Il terreno si trova nella zona Pip di Cellino San Marco. A giugno scorso le fiamme gialle sanpietrane sequestrarono un'area di 5mila metri quadrati, sita in via San Pietro, in uso alla Igeco destinata a diventare centro raccolta rifiuti, senza alcun permesso a costruire. Va ricordato che la Igeco Srl è subentrata alla Monteco l'8 aprile scorso. Come base logistica aveva affittato il locale di via San Pietro a Cellino San Marco che doveva essere destinato anche alla raccolta dei rifiuti ingombranti, diventando una "eco piazzola". Senza, però, autorizzazioni e per questo fu sequestrato.

In quell'occasione otto soggetti furono denunciati per abuso edilizio e lottizzazione abusiva: si tratta del dirigente dell'ufficio tecnico del comune di Cellino San Marco, del direttore dei lavori della società e dei due rappresentanti legali, oltre che dei quattro proprietari dell'area (quattro fratelli del posto).
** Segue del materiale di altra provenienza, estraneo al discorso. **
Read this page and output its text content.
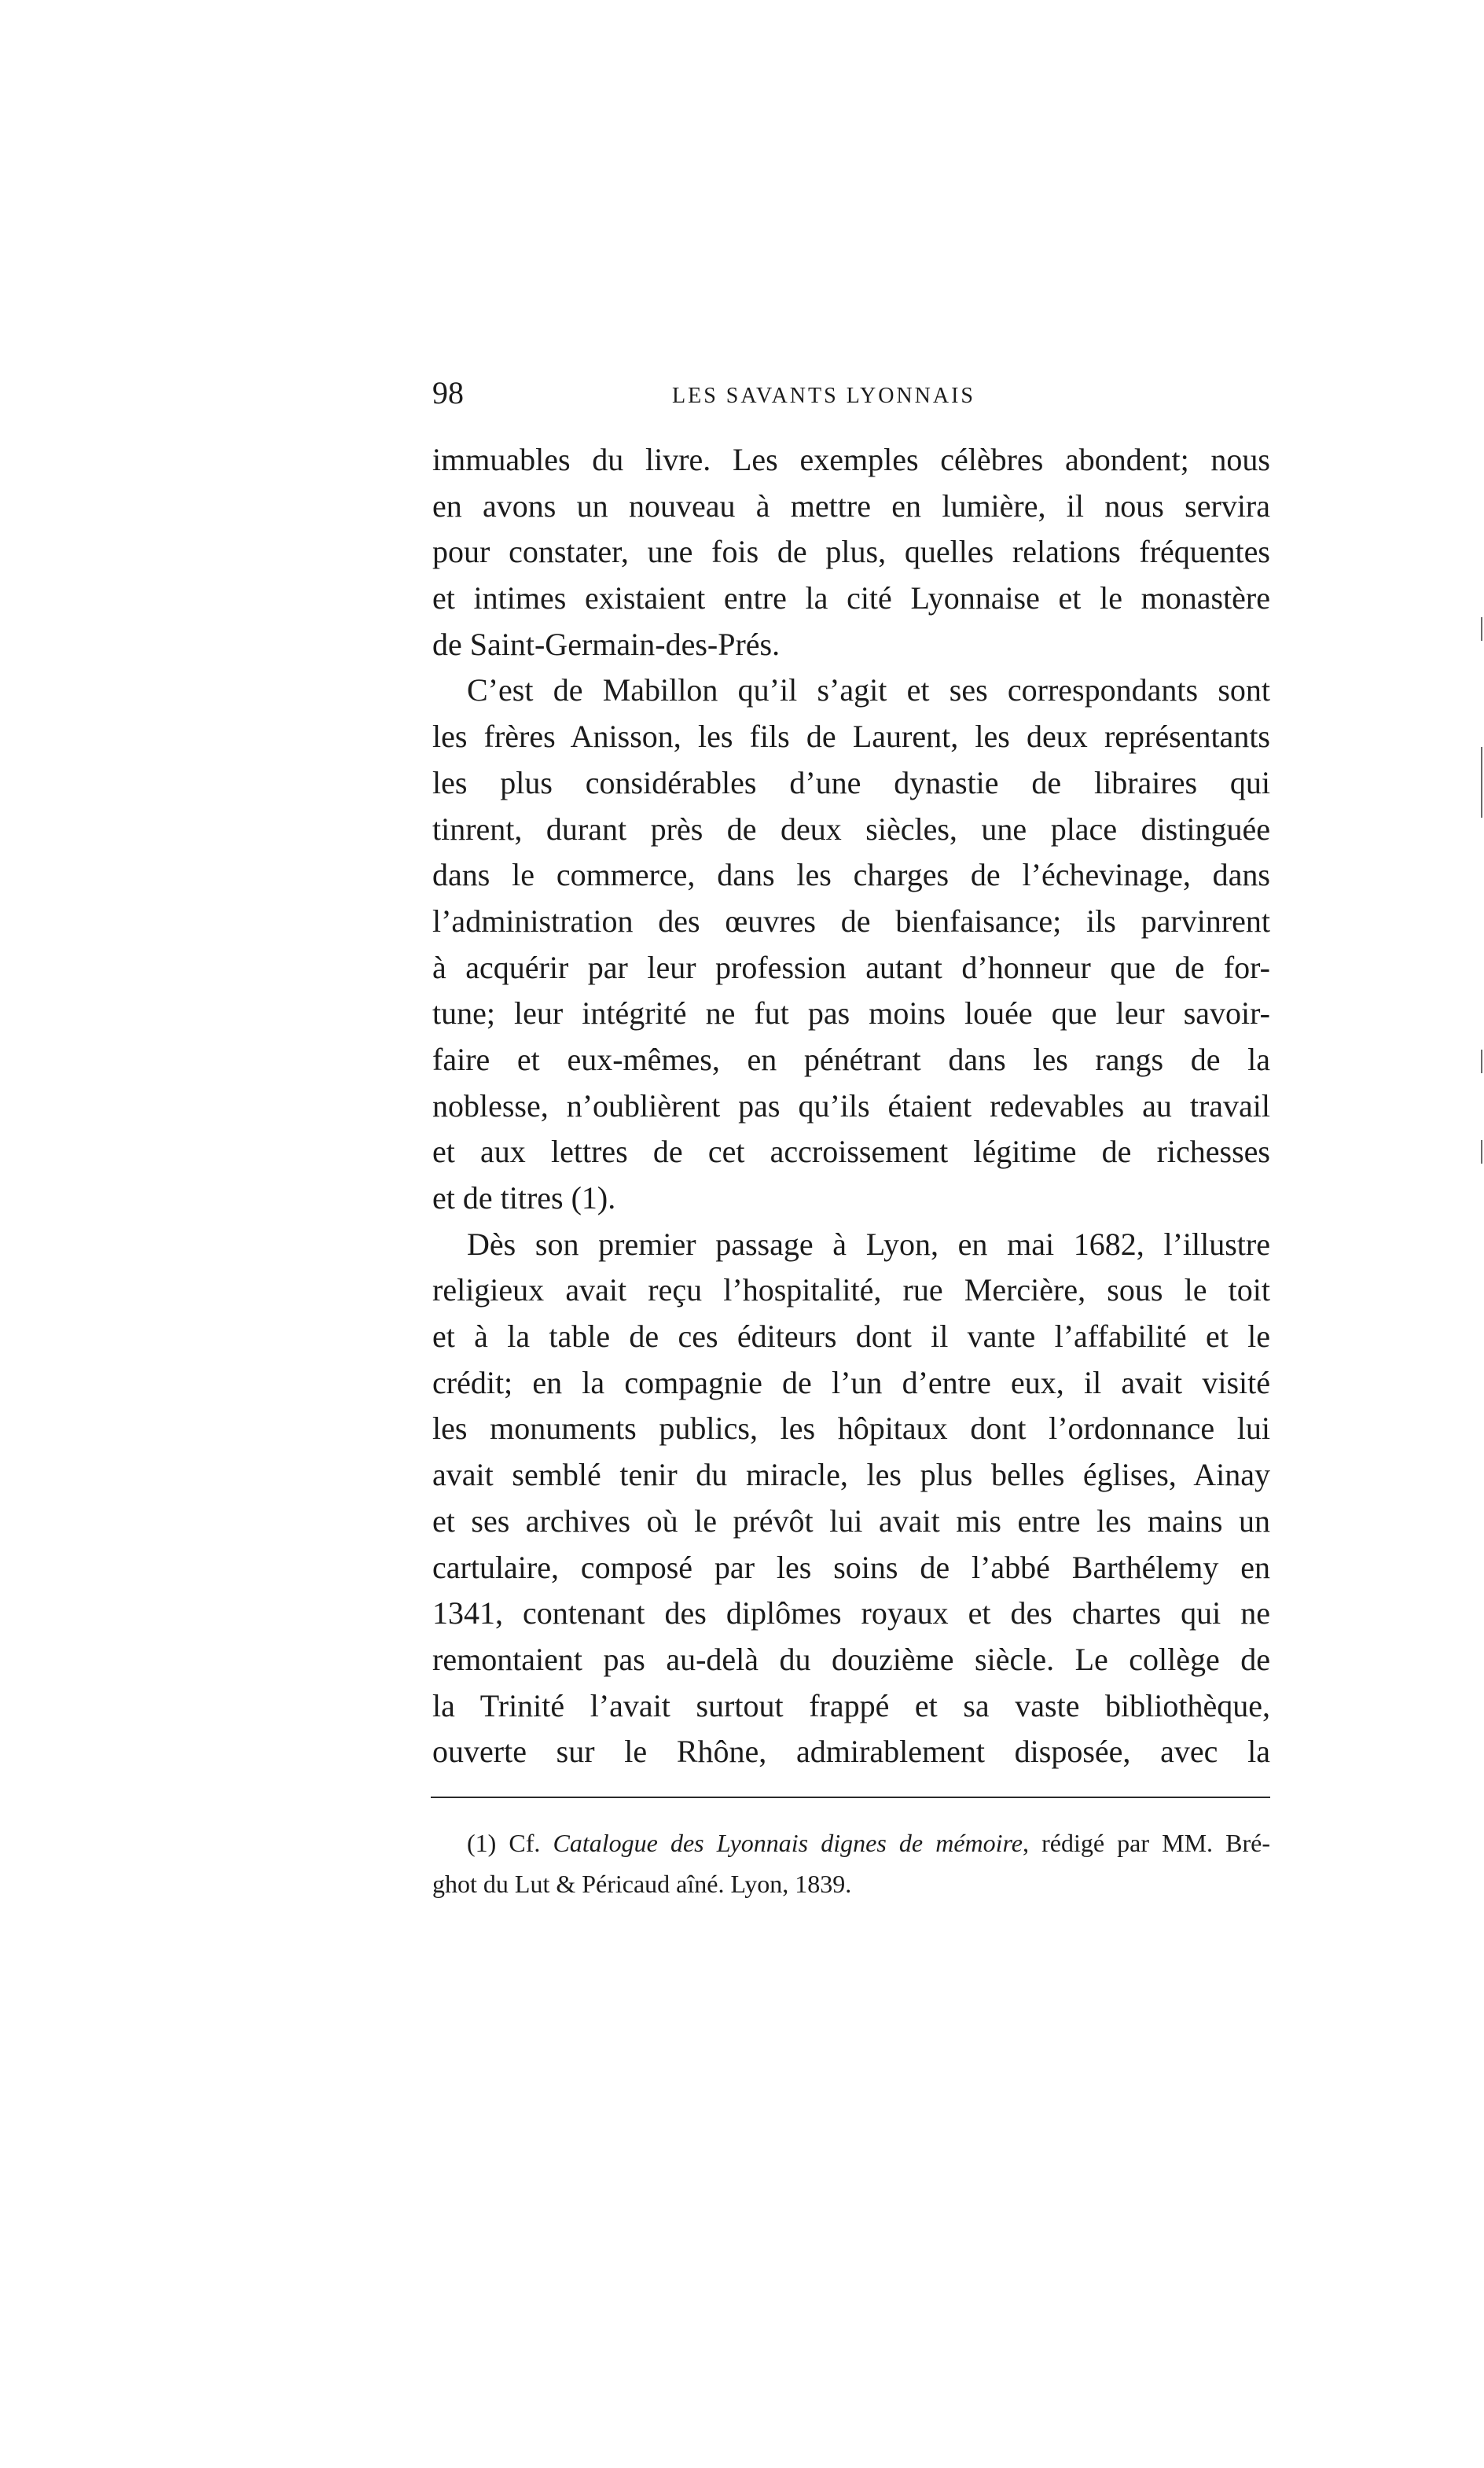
98	LES SAVANTS LYONNAIS
immuables du livre. Les exemples célèbres abondent; nous
en avons un nouveau à mettre en lumière, il nous servira
pour constater, une fois de plus, quelles relations fréquentes
et intimes existaient entre la cité Lyonnaise et le monastère
de Saint-Germain-des-Prés.
C’est de Mabillon qu’il s’agit et ses correspondants sont
les frères Anisson, les fils de Laurent, les deux représentants
les plus considérables d’une dynastie de libraires qui
tinrent, durant près de deux siècles, une place distinguée
dans le commerce, dans les charges de l’échevinage, dans
l’administration des œuvres de bienfaisance; ils parvinrent
à acquérir par leur profession autant d’honneur que de for-
tune; leur intégrité ne fut pas moins louée que leur savoir-
faire et eux-mêmes, en pénétrant dans les rangs de la
noblesse, n’oublièrent pas qu’ils étaient redevables au travail
et aux lettres de cet accroissement légitime de richesses
et de titres (1).
Dès son premier passage à Lyon, en mai 1682, l’illustre
religieux avait reçu l’hospitalité, rue Mercière, sous le toit
et à la table de ces éditeurs dont il vante l’affabilité et le
crédit; en la compagnie de l’un d’entre eux, il avait visité
les monuments publics, les hôpitaux dont l’ordonnance lui
avait semblé tenir du miracle, les plus belles églises, Ainay
et ses archives où le prévôt lui avait mis entre les mains un
cartulaire, composé par les soins de l’abbé Barthélemy en
1341, contenant des diplômes royaux et des chartes qui ne
remontaient pas au-delà du douzième siècle. Le collège de
la Trinité l’avait surtout frappé et sa vaste bibliothèque,
ouverte sur le Rhône, admirablement disposée, avec la
(1) Cf. Catalogue des Lyonnais dignes de mémoire, rédigé par MM. Bré-
ghot du Lut & Péricaud aîné. Lyon, 1839.
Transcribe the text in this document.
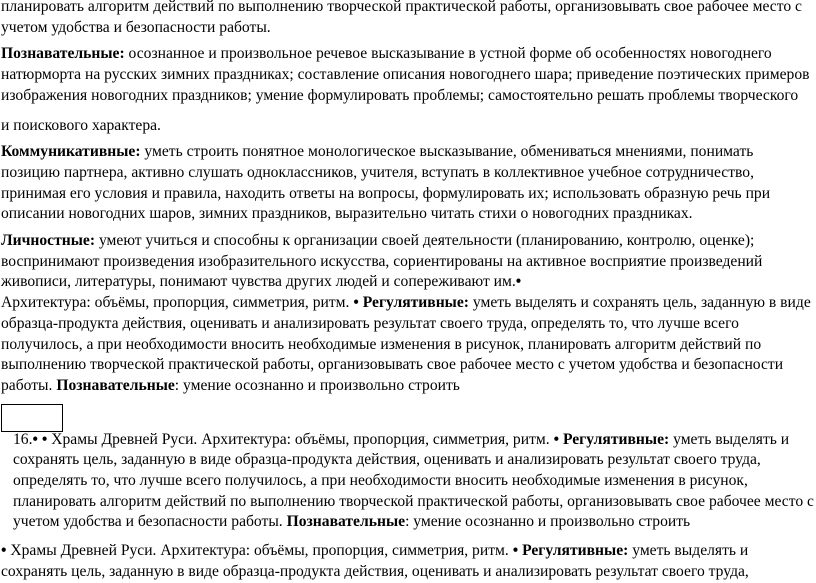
планировать алгоритм действий по выполнению творческой практической работы, организовывать свое рабочее место с учетом удобства и безопасности работы.

Познавательные: осознанное и произвольное речевое высказывание в устной форме об особенностях новогоднего натюрморта на русских зимних праздниках; составление описания новогоднего шара; приведение поэтических примеров изображения новогодних праздников; умение формулировать проблемы; самостоятельно решать проблемы творческого

и поискового характера.

Коммуникативные: уметь строить понятное монологическое высказывание, обмениваться мнениями, понимать позицию партнера, активно слушать одноклассников, учителя, вступать в коллективное учебное сотрудничество, принимая его условия и правила, находить ответы на вопросы, формулировать их; использовать образную речь при описании новогодних шаров, зимних праздников, выразительно читать стихи о новогодних праздниках.

Личностные: умеют учиться и способны к организации своей деятельности (планированию, контролю, оценке); воспринимают произведения изобразительного искусства, сориентированы на активное восприятие произведений живописи, литературы, понимают чувства других людей и сопереживают им.•

Архитектура: объёмы, пропорция, симметрия, ритм. • Регулятивные: уметь выделять и сохранять цель, заданную в виде образца-продукта действия, оценивать и анализировать результат своего труда, определять то, что лучше всего получилось, а при необходимости вносить необходимые изменения в рисунок, планировать алгоритм действий по выполнению творческой практической работы, организовывать свое рабочее место с учетом удобства и безопасности работы. Познавательные: умение осознанно и произвольно строить

16.• • Храмы Древней Руси. Архитектура: объёмы, пропорция, симметрия, ритм. • Регулятивные: уметь выделять и сохранять цель, заданную в виде образца-продукта действия, оценивать и анализировать результат своего труда, определять то, что лучше всего получилось, а при необходимости вносить необходимые изменения в рисунок, планировать алгоритм действий по выполнению творческой практической работы, организовывать свое рабочее место с учетом удобства и безопасности работы. Познавательные: умение осознанно и произвольно строить

• Храмы Древней Руси. Архитектура: объёмы, пропорция, симметрия, ритм. • Регулятивные: уметь выделять и сохранять цель, заданную в виде образца-продукта действия, оценивать и анализировать результат своего труда,
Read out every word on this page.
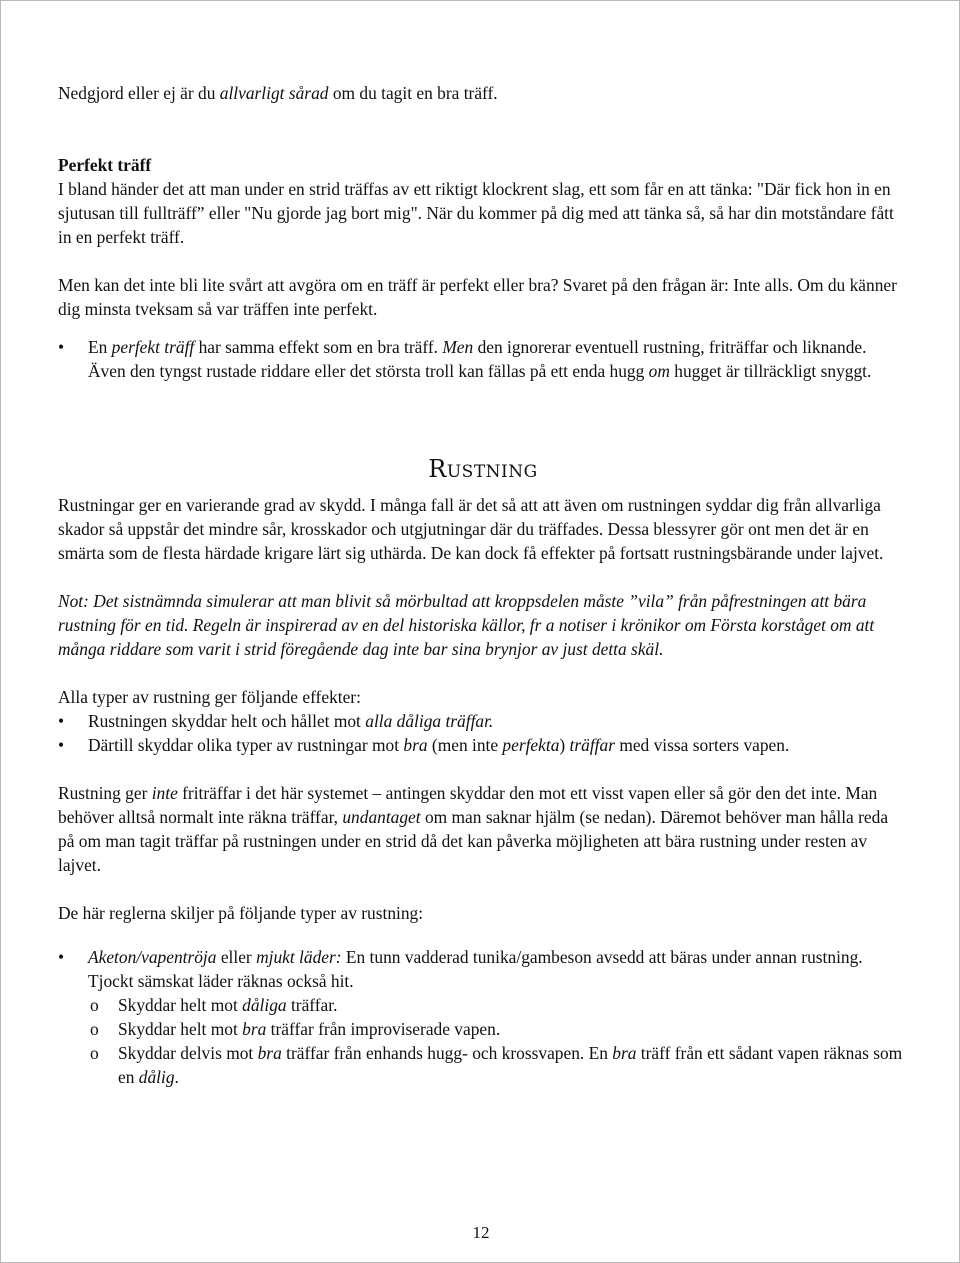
Nedgjord eller ej är du allvarligt sårad om du tagit en bra träff.

Perfekt träff

I bland händer det att man under en strid träffas av ett riktigt klockrent slag, ett som får en att tänka: "Där fick hon in en sjutusan till fullträff” eller "Nu gjorde jag bort mig". När du kommer på dig med att tänka så, så har din motståndare fått in en perfekt träff.

Men kan det inte bli lite svårt att avgöra om en träff är perfekt eller bra? Svaret på den frågan är: Inte alls. Om du känner dig minsta tveksam så var träffen inte perfekt.

• En perfekt träff har samma effekt som en bra träff. Men den ignorerar eventuell rustning, friträffar och liknande. Även den tyngst rustade riddare eller det största troll kan fällas på ett enda hugg om hugget är tillräckligt snyggt.
Rustning

Rustningar ger en varierande grad av skydd. I många fall är det så att att även om rustningen syddar dig från allvarliga skador så uppstår det mindre sår, krosskador och utgjutningar där du träffades. Dessa blessyrer gör ont men det är en smärta som de flesta härdade krigare lärt sig uthärda. De kan dock få effekter på fortsatt rustningsbärande under lajvet.

Not: Det sistnämnda simulerar att man blivit så mörbultad att kroppsdelen måste ”vila” från påfrestningen att bära rustning för en tid. Regeln är inspirerad av en del historiska källor, fr a notiser i krönikor om Första korståget om att många riddare som varit i strid föregående dag inte bar sina brynjor av just detta skäl.

Alla typer av rustning ger följande effekter:

• Rustningen skyddar helt och hållet mot alla dåliga träffar.
• Därtill skyddar olika typer av rustningar mot bra (men inte perfekta) träffar med vissa sorters vapen.

Rustning ger inte friträffar i det här systemet – antingen skyddar den mot ett visst vapen eller så gör den det inte. Man behöver alltså normalt inte räkna träffar, undantaget om man saknar hjälm (se nedan). Däremot behöver man hålla reda på om man tagit träffar på rustningen under en strid då det kan påverka möjligheten att bära rustning under resten av lajvet.

De här reglerna skiljer på följande typer av rustning:

• Aketon/vapentröja eller mjukt läder: En tunn vadderad tunika/gambeson avsedd att bäras under annan rustning. Tjockt sämskat läder räknas också hit.
o Skyddar helt mot dåliga träffar.
o Skyddar helt mot bra träffar från improviserade vapen.
o Skyddar delvis mot bra träffar från enhands hugg- och krossvapen. En bra träff från ett sådant vapen räknas som en dålig.
12
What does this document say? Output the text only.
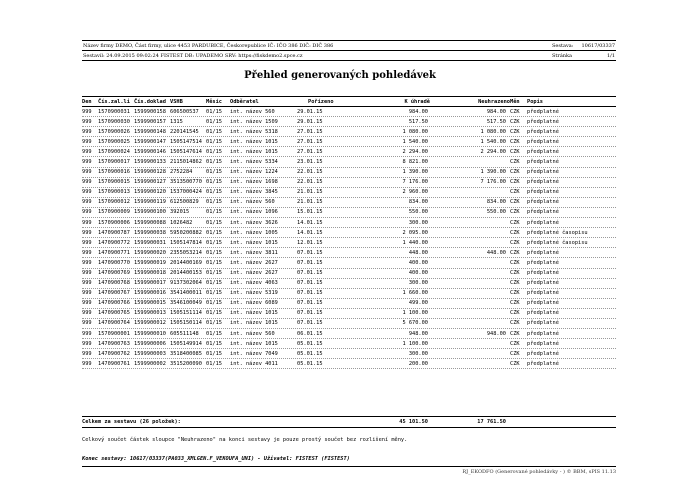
Název firmy DEMO, Část firmy, ulice 4453 PARDUBICE, Českorepublice IČ: IČO 386 DIČ: DIČ 386	Sestava: 10617/03337
Sestavil: 24.09.2015 09:02:24 FISTEST DB: UPADEMO SRV: https://fiskdemo2.spce.cz	Stránka	1/1
Přehled generovaných pohledávek
Den Čís.zal.li Čís.doklad VSHB	Měsíc Odběratel	Pořízeno	K úhradě	Neuhrazeno Měn Popis
999 1570900031 1599900158 606500537 01/15 int. název 560	29.01.15	984.00	984.00 CZK předplatné
999 1570900030 1599900157 1315	01/15 int. název 1509	29.01.15	517.50	517.50 CZK předplatné
999 1570900026 1599900148 220141545 01/15 int. název 5318	27.01.15	1 080.00	1 080.00 CZK předplatné
999 1570900025 1599900147 1505147514 01/15 int. název 1015	27.01.15	1 540.00	1 540.00 CZK předplatné
999 1570900024 1599900146 1505147614 01/15 int. název 1015	27.01.15	2 294.00	2 294.00 CZK předplatné
999 1570900017 1599900133 2115014862 01/15 int. název 5334	23.01.15	8 821.00	CZK předplatné
999 1570900016 1599900128 2752284	01/15 int. název 1224	22.01.15	1 390.00	1 390.00 CZK předplatné
999 1570900015 1599900127 3513500770 01/15 int. název 1698	22.01.15	7 176.00	7 176.00 CZK předplatné
999 1570900013 1599900120 1537000424 01/15 int. název 3845	21.01.15	2 960.00	CZK předplatné
999 1570900012 1599900119 612500829 01/15 int. název 560	21.01.15	834.00	834.00 CZK předplatné
999 1570900009 1599900100 392015	01/15 int. název 1096	15.01.15	550.00	550.00 CZK předplatné
999 1570900006 1599900088 1026482	01/15 int. název 3626	14.01.15	300.00	CZK předplatné
999 1470900787 1599900038 5950200882 01/15 int. název 1005	14.01.15	2 095.00	CZK předplatné časopisu
999 1470900772 1599900031 1505147814 01/15 int. název 1015	12.01.15	1 440.00	CZK předplatné časopisu
999 1470900771 1599900020 2355053214 01/15 int. název 3811	07.01.15	448.00	448.00 CZK předplatné
999 1470900770 1599900019 2014400169 01/15 int. název 2627	07.01.15	400.00	CZK předplatné
999 1470900769 1599900018 2014400153 01/15 int. název 2627	07.01.15	400.00	CZK předplatné
999 1470900768 1599900017 9137302064 01/15 int. název 4063	07.01.15	300.00	CZK předplatné
999 1470900767 1599900016 3541400011 01/15 int. název 5319	07.01.15	1 660.00	CZK předplatné
999 1470900766 1599900015 3546100049 01/15 int. název 6089	07.01.15	499.00	CZK předplatné
999 1470900765 1599900013 1505151114 01/15 int. název 1015	07.01.15	1 100.00	CZK předplatné
999 1470900764 1599900012 1505150114 01/15 int. název 1015	07.01.15	5 670.00	CZK předplatné
999 1570900001 1599900010 605511148 01/15 int. název 560	06.01.15	948.00	948.00 CZK předplatné
999 1470900763 1599900006 1505149914 01/15 int. název 1015	05.01.15	1 100.00	CZK předplatné
999 1470900762 1599900003 3518400085 01/15 int. název 7049	05.01.15	300.00	CZK předplatné
999 1470900761 1599900002 3515200090 01/15 int. název 4011	05.01.15	200.00	CZK předplatné
Celkem za sestavu (26 položek):	45 101.50	17 761.50
Celkový součet částek sloupce "Neuhrazeno" na konci sestavy je pouze prostý součet bez rozlišení měny.
Konec sestavy: 10617/03337(PA033_XMLGEN.F_VEKOUFA_UNI) - Uživatel: FISTEST (FISTEST)
RJ_EKODFO (Generované pohledávky - ) © BBM, sPIS 11.13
Da quanto fu accertato, la ditta di esecuzione dei lavori possedeva un permesso a realizzare "opere edilizie minimali": poteva solo spianare il terreno. I finanzieri, invece, trovarono uffici, bagni, manufatti, e deposito vari.

Per tutti il permesso a costruire era completamente assente, idem per autorizzazioni sanitarie e altri certificati che doveva rilasciare l'ufficio tecnico del Comune. Qualche giorno fa undici dipendenti protestarono presso il cantiere di via Pio La Torre perchè non ricevevano lo stipendio.

Il 20 marzo scorso, infine, i finanzieri, durante un giro di perlustrazione nelle campagne alla periferia del paese, tese ad accertare la presenza di discariche abusive, esattamente alle spalle del deposito sequestrato, hanno trovato una nuova irregolarità: c'era un grosso container pieno di contenitori di vetro.

Dai controllo è emerso che l'accatastamento di quel materiale in quel terreno era irregolare per questo è scattato un nuovo provvedimento di sequestro. L'area ricade nella zona Pip di Cellino ed è quindi di proprietà del Comune.